This is a rest not from outer workings!
It wasn’t until I came to Reformation Developmental Center Pastored by Juanita Gibbs that it was finally enlightened to me that I wad doing alot of work inwardly.
My soul (mind, will and emotions) were a busy metropolis inside my being. How do I know this right?
Well, I have been for the most part consumed with doubt, unbelief, fear, worry, anxiety which opened the door for depression, paranoia, panic attackes and much negativity.
My every word spoken was doubt filled, negative ridden laced with depressive unbelief and thus creatung the life I was living. When Pastor opened up this verse below I wanted to know some of that rest that was made available for me.
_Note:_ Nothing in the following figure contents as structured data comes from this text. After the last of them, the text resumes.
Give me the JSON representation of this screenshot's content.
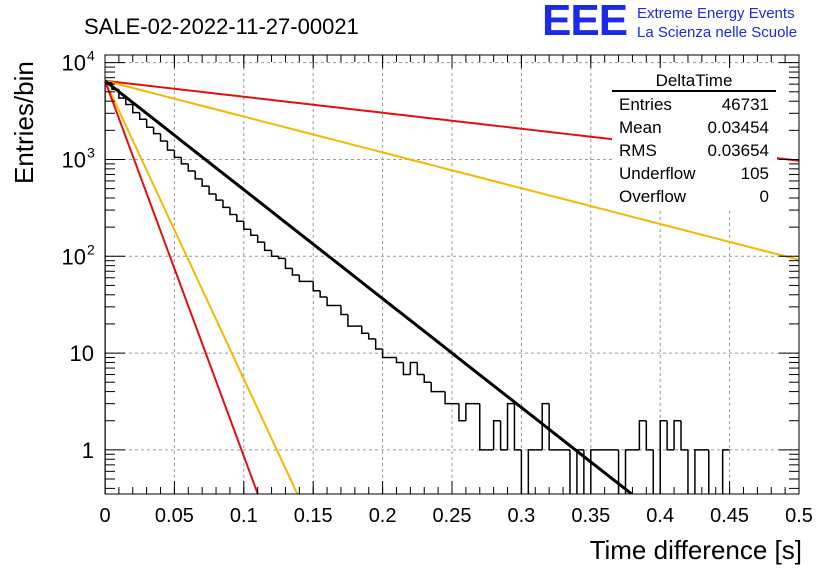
{
  "title": "SALE-02-2022-11-27-00021",
  "brand": {
    "logo": "EEE",
    "line1": "Extreme Energy Events",
    "line2": "La Scienza nelle Scuole",
    "color": "#1a2ae6"
  },
  "stats": {
    "name": "DeltaTime",
    "rows": [
      {
        "label": "Entries",
        "value": "46731"
      },
      {
        "label": "Mean",
        "value": "0.03454"
      },
      {
        "label": "RMS",
        "value": "0.03654"
      },
      {
        "label": "Underflow",
        "value": "105"
      },
      {
        "label": "Overflow",
        "value": "0"
      }
    ]
  },
  "chart_data": {
    "type": "histogram",
    "xlabel": "Time difference [s]",
    "ylabel": "Entries/bin",
    "xlim": [
      0,
      0.5
    ],
    "ylim": [
      0.35,
      12000
    ],
    "yscale": "log",
    "grid": true,
    "x_ticks": [
      {
        "value": 0,
        "label": "0"
      },
      {
        "value": 0.05,
        "label": "0.05"
      },
      {
        "value": 0.1,
        "label": "0.1"
      },
      {
        "value": 0.15,
        "label": "0.15"
      },
      {
        "value": 0.2,
        "label": "0.2"
      },
      {
        "value": 0.25,
        "label": "0.25"
      },
      {
        "value": 0.3,
        "label": "0.3"
      },
      {
        "value": 0.35,
        "label": "0.35"
      },
      {
        "value": 0.4,
        "label": "0.4"
      },
      {
        "value": 0.45,
        "label": "0.45"
      },
      {
        "value": 0.5,
        "label": "0.5"
      }
    ],
    "y_ticks": [
      {
        "value": 1,
        "label": "1"
      },
      {
        "value": 10,
        "label": "10"
      },
      {
        "value": 100,
        "label": "10",
        "exp": "2"
      },
      {
        "value": 1000,
        "label": "10",
        "exp": "3"
      },
      {
        "value": 10000,
        "label": "10",
        "exp": "4"
      }
    ],
    "histogram": {
      "bin_width": 0.005,
      "values": [
        6200,
        5300,
        4300,
        3700,
        3050,
        2600,
        2150,
        1850,
        1550,
        1250,
        1050,
        900,
        760,
        630,
        530,
        440,
        380,
        320,
        270,
        230,
        190,
        165,
        140,
        115,
        100,
        95,
        75,
        64,
        55,
        55,
        44,
        38,
        31,
        31,
        25,
        19,
        19,
        16,
        14,
        11,
        9,
        9,
        8,
        6,
        8,
        6,
        5,
        4,
        4,
        3,
        3,
        2,
        3,
        3,
        1,
        1,
        2,
        1,
        3,
        1,
        0,
        1,
        1,
        3,
        1,
        1,
        1,
        0,
        1,
        0,
        1,
        1,
        1,
        1,
        0,
        1,
        1,
        2,
        1,
        0,
        2,
        1,
        2,
        1,
        0,
        1,
        1,
        0,
        0,
        1
      ]
    },
    "fits": [
      {
        "color": "#e01010",
        "a": 6500,
        "tau": 0.263
      },
      {
        "color": "#f5b800",
        "a": 6500,
        "tau": 0.1174
      },
      {
        "color": "#000000",
        "a": 6500,
        "tau": 0.0386
      },
      {
        "color": "#f5b800",
        "a": 6500,
        "tau": 0.0141
      },
      {
        "color": "#e01010",
        "a": 6500,
        "tau": 0.0112
      }
    ]
  }
}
For the one who has entered His rest has himself also rested from his works, as God did from His.
Hebrews 4:10 NASB
I have had to learn to become aware when I am worrysome, anxious, fearfilled etc and its hard most times. I can catch myself other times it runs on autopilot so strong that its not until depression hits me that I am like oh I have not been aware of myself.
Other times its so strong I don’t see it, but my Pastor can pick up on it and she lets me know I have been in her spirit to pray for me.
Then she just talks to me to help me flush out whats I have going on inside to release and cast and pray and get deliveres and set free slowly. I am greatful for her leadership in my life its been a life changer for me.
The only way to rest is to pull on the word that says rest, learn to calm my soul and make it submit to the word and allow the spirit to lead, guide and be at work for me in ways that I cannot work.
Its a journey and a process like Pastor tells me. I have to be patient with myself and with God as I cannot get it in one day or two days this will be a journey for the rest of my life. This rest activates faith and allows God to move in ways that my work had hindered. God rests while we work, He works while we rest.